Richard Gamarra of Queens is a former Latin King gangbanger and after seven years in the prison system convicted of assault and weapon convictions will graduate this month from Columbia with a master’s degree in public health.
“When there’s a will, there’s a way. This is historic for me. It’s very humbling. I won’t believe it until I have that diploma in my hands,” says Gamarra.
He was the youngest of five children from an immigrant family and reflects on the challenges he faced growing up in Flushing, Queens. He got caught up in violence and peer pressure and got in a cycle of getting in trouble.

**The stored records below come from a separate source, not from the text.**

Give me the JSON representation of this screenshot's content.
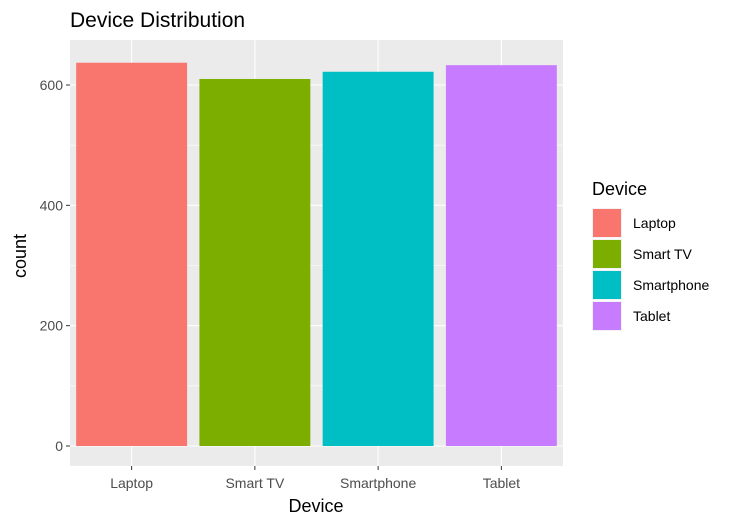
{
  "chart_data": {
    "type": "bar",
    "title": "Device Distribution",
    "xlabel": "Device",
    "ylabel": "count",
    "categories": [
      "Laptop",
      "Smart TV",
      "Smartphone",
      "Tablet"
    ],
    "values": [
      637,
      610,
      622,
      633
    ],
    "colors": [
      "#F8766D",
      "#7CAE00",
      "#00BFC4",
      "#C77CFF"
    ],
    "ylim": [
      0,
      660
    ],
    "yticks": [
      0,
      200,
      400,
      600
    ],
    "ytick_labels": [
      "0",
      "200",
      "400",
      "600"
    ],
    "grid": true,
    "panel_background": "#EBEBEB",
    "legend": {
      "title": "Device",
      "position": "right",
      "entries": [
        "Laptop",
        "Smart TV",
        "Smartphone",
        "Tablet"
      ]
    }
  }
}
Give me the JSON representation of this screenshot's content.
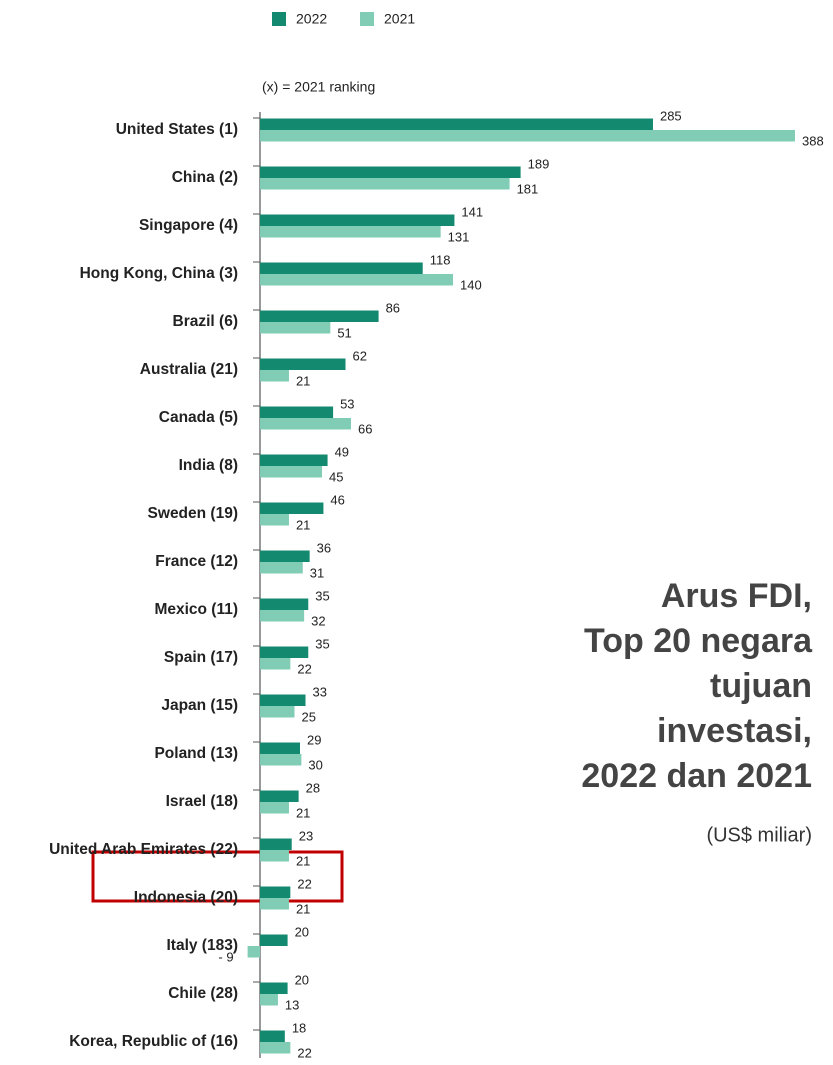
{
  "chart_data": {
    "type": "bar",
    "orientation": "horizontal",
    "title": [
      "Arus FDI,",
      "Top 20 negara",
      "tujuan",
      "investasi,",
      "2022 dan 2021"
    ],
    "subtitle": "(US$ miliar)",
    "annotation": "(x) = 2021  ranking",
    "categories": [
      "United States (1)",
      "China (2)",
      "Singapore (4)",
      "Hong Kong, China (3)",
      "Brazil (6)",
      "Australia (21)",
      "Canada (5)",
      "India (8)",
      "Sweden (19)",
      "France (12)",
      "Mexico (11)",
      "Spain (17)",
      "Japan (15)",
      "Poland (13)",
      "Israel (18)",
      "United Arab Emirates (22)",
      "Indonesia (20)",
      "Italy (183)",
      "Chile (28)",
      "Korea, Republic of (16)"
    ],
    "series": [
      {
        "name": "2022",
        "color": "#138a6f",
        "values": [
          285,
          189,
          141,
          118,
          86,
          62,
          53,
          49,
          46,
          36,
          35,
          35,
          33,
          29,
          28,
          23,
          22,
          20,
          20,
          18
        ]
      },
      {
        "name": "2021",
        "color": "#80ccb4",
        "values": [
          388,
          181,
          131,
          140,
          51,
          21,
          66,
          45,
          21,
          31,
          32,
          22,
          25,
          30,
          21,
          21,
          21,
          -9,
          13,
          22
        ],
        "value_labels": [
          "388",
          "181",
          "131",
          "140",
          "51",
          "21",
          "66",
          "45",
          "21",
          "31",
          "32",
          "22",
          "25",
          "30",
          "21",
          "21",
          "21",
          "- 9",
          "13",
          "22"
        ]
      }
    ],
    "xlim": [
      -9,
      388
    ],
    "legend": "top"
  }
}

He was in prison from age 19. in 2011 After spending some time in solitary confinement he was motived to make a change. He enrolled in a course at Woodbourne Correctional Facility in public health taught by Columbia professor Robert Fullilove. He proved to be bright and caught the attention of Fullilove right away who calls him a role model and a stand out.
“A couple of good students always stand out, I told him, ‘Come to Columbia. I’ll make it happen,” says Fullilove.
Gamarra followed up with this offer and started the application process after being released in 2013 especially motivated after an emotional visit from his four-year-old daughter. “She was confused,” he said. “She was like, ‘Why can’t I sit with you? Why can’t I hug you? Why are you on the other side of this glass?’ That really broke me. I said to myself, ‘I need to go home to that girl.’ ”
Gamarra was on the campus in Morningside Heights when high schoolers were visiting recently. They shouted at him that he inspires them and that they want to go there and be like him. “You can be me one day!” he shouted back. “Just don’t be like the me in high school.”
“For me, education rehabilitated me,” he says.